Despite receiving a $6 billion dollar subsidy in the 2021 infrastructure bill, the nuclear industry is aggressively lobbying the Biden administration not to cut off Russian uranium supplies since it might raise the prices for the already mega-subsidized nuclear industry. In terms of Uranium One’s US operations, without raising prices, the US could seize the funds from Uranium One as they did with Russian banks and continue to operate the US Uranium facilities.
Uranium One and Tenex imports to the United States may also include some of the substantial uranium imports from Kazakhstan where Uranium One, through subsidiaries and joint ventures, owns the Akdala, South Inkai, Karatau, Akbastau and Kharasan uranium mines.
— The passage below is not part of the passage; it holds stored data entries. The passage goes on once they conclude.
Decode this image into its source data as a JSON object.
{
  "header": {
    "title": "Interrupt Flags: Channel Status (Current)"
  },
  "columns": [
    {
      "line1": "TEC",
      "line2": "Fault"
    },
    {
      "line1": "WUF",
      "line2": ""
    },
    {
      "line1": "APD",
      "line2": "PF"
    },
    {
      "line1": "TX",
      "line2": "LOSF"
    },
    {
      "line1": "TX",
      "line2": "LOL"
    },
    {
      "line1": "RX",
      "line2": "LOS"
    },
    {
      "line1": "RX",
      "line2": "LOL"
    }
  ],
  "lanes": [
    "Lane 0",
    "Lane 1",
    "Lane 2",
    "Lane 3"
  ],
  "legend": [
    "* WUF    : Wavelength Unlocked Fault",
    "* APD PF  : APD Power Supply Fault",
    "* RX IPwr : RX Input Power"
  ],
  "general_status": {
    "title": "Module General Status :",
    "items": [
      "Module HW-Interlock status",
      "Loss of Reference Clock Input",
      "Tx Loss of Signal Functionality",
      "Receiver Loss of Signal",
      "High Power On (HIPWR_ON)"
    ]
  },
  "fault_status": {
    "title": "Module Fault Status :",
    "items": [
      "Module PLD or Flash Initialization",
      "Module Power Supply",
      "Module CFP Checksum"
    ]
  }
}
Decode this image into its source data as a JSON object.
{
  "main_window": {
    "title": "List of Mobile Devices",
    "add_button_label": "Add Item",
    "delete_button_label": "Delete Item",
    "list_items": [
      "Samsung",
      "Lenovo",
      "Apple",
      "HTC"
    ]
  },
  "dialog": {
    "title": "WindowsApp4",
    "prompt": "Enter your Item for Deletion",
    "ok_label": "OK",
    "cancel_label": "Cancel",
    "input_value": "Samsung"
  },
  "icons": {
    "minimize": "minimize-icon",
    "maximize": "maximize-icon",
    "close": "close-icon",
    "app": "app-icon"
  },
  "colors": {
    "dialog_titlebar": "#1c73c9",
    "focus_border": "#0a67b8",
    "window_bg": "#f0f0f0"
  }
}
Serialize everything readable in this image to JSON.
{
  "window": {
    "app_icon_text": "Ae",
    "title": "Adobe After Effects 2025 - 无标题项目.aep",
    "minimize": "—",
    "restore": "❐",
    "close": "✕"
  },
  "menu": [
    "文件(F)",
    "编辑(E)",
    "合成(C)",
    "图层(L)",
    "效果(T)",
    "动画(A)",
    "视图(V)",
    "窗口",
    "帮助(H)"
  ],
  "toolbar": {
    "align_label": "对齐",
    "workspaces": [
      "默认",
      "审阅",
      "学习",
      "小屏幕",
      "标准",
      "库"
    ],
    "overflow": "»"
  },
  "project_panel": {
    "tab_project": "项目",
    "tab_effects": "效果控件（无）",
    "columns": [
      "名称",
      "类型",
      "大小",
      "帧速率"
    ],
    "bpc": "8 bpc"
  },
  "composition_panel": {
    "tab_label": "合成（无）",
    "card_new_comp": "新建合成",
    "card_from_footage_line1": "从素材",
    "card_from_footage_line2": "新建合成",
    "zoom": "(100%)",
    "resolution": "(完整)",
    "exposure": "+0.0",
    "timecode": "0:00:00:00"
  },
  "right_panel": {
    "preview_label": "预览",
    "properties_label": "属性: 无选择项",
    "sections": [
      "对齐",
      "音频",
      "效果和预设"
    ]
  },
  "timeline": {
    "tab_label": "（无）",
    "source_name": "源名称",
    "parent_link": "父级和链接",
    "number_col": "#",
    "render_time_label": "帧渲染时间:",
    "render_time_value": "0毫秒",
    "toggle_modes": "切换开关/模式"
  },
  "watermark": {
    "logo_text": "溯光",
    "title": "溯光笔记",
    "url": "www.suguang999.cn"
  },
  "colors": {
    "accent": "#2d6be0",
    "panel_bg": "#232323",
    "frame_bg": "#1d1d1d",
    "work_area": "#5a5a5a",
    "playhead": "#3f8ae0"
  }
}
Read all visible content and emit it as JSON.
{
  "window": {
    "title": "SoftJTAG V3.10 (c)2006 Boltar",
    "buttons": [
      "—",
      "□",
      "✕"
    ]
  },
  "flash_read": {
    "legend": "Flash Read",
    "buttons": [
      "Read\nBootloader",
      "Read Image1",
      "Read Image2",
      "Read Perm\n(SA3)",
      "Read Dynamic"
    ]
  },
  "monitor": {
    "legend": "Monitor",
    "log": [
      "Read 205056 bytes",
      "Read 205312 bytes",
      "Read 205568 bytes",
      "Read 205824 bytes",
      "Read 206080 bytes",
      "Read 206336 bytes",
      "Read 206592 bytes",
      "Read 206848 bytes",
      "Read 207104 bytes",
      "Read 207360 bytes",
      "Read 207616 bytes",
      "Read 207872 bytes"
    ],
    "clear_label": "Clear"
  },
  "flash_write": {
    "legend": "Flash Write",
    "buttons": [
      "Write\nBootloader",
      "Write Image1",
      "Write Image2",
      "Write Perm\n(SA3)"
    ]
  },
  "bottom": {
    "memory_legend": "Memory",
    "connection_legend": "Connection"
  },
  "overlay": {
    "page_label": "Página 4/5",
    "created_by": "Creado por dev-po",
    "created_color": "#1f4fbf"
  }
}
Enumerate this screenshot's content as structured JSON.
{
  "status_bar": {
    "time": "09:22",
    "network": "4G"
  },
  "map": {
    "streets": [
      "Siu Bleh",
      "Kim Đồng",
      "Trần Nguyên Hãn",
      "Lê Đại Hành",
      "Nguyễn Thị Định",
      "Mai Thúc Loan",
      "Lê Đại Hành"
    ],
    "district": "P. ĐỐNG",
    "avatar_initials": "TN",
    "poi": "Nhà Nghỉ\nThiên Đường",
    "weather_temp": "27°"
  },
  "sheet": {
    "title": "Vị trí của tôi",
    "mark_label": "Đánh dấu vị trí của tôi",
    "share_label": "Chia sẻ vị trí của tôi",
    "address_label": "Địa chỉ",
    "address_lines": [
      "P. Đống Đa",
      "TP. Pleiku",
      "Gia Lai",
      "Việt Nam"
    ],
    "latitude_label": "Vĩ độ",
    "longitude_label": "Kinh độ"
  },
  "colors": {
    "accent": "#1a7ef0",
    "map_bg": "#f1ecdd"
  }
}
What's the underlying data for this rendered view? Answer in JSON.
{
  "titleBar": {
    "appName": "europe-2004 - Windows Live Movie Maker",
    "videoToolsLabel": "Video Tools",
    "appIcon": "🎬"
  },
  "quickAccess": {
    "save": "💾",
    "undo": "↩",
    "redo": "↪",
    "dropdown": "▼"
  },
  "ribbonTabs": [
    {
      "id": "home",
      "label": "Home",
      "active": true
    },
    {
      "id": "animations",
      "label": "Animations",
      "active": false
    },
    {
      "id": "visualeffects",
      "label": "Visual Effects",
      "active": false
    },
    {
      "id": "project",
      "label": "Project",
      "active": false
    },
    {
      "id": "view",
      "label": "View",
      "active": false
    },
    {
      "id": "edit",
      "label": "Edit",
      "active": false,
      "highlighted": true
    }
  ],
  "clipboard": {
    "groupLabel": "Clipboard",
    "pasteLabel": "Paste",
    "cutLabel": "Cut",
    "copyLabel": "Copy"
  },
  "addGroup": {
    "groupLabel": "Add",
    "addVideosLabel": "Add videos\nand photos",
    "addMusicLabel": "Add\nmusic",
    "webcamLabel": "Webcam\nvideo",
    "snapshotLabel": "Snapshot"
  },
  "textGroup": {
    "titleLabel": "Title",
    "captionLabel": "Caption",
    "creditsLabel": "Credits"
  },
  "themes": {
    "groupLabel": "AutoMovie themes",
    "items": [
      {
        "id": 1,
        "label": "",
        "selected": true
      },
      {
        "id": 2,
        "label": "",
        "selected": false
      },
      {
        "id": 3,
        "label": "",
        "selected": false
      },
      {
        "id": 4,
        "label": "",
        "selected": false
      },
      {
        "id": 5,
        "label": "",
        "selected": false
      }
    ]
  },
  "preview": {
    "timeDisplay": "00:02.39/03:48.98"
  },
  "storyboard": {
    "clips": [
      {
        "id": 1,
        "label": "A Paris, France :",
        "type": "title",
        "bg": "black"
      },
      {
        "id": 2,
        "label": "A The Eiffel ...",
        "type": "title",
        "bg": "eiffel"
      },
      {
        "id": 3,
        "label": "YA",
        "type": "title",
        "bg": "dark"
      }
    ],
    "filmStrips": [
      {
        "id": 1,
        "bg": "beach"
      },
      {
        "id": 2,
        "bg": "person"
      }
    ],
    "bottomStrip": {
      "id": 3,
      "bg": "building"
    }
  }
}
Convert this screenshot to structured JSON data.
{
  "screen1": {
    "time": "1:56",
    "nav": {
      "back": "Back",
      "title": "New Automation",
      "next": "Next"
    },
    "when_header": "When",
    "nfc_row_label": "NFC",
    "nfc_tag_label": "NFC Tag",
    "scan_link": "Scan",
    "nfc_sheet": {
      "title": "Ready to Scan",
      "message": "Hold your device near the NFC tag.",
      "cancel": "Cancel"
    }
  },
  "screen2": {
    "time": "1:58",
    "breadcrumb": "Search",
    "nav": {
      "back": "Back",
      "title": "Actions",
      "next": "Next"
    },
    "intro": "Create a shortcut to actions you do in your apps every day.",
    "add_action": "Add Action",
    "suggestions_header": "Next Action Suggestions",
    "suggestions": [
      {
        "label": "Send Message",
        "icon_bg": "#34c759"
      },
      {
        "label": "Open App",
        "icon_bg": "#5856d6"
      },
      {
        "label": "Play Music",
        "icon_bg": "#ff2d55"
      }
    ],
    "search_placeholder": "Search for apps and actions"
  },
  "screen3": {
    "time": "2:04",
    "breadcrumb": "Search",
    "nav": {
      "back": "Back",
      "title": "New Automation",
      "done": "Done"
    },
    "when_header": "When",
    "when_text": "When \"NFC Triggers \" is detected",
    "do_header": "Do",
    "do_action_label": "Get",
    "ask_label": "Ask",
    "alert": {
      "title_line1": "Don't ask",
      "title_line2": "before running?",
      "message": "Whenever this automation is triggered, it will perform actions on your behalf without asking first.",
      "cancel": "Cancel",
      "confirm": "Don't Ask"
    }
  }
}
If the US cares about cutting off the flow of money to Putin, information on the provenance of Kazakhstan Uranium imports can be made public and appropriate action taken.
The choice
Putin has made it crystal clear. Nations can tolerate invasions and mass murder while buying Russian oil, natural gas and uranium. Or, we can collectively stop financing pillage and pursue renewable and efficiency alternatives. This clarifies the path for combating global climate change catastrophe and making oil, gas and uranium a useless relic of the self-destructive fossil fuel era. Solar panels in the long run are a more potent weapon than Stinger missiles. This is a path to pursue peace with all. Not war. It should be an easy choice.